Friday, April 16, 1993 – Brett Bodine sped to the fourth pole of his career, taking the top spot for the First Union 400 NASCAR Cup race at North Wilkesboro (N.C.) Speedway. Moments later, he was involved in an altercation with fellow driver Ricky Rudd in the garage.

Rudd was angry about to contact between the two drivers two weeks earlier at Bristol Motor Speedway. Bodine said he told Rudd he didn’t want to discuss that incident until Rudd had seen a replay. Rudd, he said, told him his pole run was “nice,” but that he would be “in the fence” in the race.

“We’re not children,” Bodine said. “… If you can’t control your emotions any better than that out of the race car you don’t belong in a race car.”

NASCAR officials met with the two drivers the following day but took no action.

Bodine’s older brother, Geoff, qualified on the outside of the front row for the North Wilkesboro race.

Engines go quiet in Music City

Monday, March 11, 1985 – NASCAR officials confirmed today that the racing organization would not sanction events at Nashville (Tenn.) Raceway due to financial troubles surrounding the .596-mile track.
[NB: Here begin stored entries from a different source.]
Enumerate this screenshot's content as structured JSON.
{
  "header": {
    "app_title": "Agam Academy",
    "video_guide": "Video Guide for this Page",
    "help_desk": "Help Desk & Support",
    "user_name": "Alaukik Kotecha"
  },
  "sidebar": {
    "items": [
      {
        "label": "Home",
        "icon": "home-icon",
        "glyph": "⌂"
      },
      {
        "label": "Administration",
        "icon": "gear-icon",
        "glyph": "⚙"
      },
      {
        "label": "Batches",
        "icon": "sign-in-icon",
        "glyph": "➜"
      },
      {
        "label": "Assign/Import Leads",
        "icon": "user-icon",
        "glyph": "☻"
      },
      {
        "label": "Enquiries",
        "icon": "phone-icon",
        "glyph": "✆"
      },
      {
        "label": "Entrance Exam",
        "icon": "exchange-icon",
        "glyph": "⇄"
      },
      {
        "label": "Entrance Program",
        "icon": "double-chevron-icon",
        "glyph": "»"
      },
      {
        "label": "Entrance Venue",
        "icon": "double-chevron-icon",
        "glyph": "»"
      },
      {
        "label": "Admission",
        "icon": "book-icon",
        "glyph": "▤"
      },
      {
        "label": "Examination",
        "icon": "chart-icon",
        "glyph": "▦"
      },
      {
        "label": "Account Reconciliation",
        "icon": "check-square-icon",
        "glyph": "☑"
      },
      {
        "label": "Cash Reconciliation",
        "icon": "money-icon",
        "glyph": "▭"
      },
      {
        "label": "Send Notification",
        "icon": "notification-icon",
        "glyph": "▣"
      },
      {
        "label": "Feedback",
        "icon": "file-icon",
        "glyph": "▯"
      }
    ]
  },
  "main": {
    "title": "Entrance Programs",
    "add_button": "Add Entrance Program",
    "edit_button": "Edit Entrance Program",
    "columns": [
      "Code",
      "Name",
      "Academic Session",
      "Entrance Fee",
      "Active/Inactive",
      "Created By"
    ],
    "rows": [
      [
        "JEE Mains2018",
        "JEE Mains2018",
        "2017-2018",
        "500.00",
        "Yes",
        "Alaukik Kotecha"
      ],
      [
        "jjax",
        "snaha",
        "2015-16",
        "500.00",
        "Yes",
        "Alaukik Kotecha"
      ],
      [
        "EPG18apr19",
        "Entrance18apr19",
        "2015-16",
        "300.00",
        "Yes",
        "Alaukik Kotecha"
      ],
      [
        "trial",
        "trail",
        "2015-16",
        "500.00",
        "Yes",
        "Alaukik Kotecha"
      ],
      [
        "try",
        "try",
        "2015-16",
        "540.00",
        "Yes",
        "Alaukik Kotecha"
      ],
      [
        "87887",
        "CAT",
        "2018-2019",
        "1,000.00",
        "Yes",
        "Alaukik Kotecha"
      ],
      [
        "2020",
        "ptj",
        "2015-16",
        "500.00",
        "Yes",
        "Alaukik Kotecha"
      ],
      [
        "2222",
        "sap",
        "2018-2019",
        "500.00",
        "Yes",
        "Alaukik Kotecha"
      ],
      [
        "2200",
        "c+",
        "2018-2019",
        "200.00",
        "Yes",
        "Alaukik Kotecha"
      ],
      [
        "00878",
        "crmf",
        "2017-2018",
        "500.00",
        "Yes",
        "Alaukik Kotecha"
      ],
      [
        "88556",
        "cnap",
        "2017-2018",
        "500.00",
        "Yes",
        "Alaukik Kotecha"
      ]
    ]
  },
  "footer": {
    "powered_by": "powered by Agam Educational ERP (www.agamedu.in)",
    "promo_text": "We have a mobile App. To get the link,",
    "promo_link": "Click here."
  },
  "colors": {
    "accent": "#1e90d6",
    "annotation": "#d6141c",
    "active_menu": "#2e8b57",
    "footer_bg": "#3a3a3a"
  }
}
The move reduced the number of points races for the premier series from 30 to 28 for the season and brought an end to a 27-year run of NASCAR competition at the facility.

The financial troubles stemmed from the bankruptcy filings of track owner Warner Hodgdon, who owned Nashville Raceway and Bristol International Raceway at that time. Four days after the announcement, Hodgdon reclaimed the lease during an open foreclosure auction for $260,000. However, NASCAR officials reiterated their earlier decision not to sanction the two previously scheduled premier series events. The last Cup event held at the track, in July of ’84, was won by Geoff Bodine.

The track did eventually host eight NASCAR XFINITY and five Camping World Series events following the financial troubles. But those were no longer scheduled beyond the 2000 season.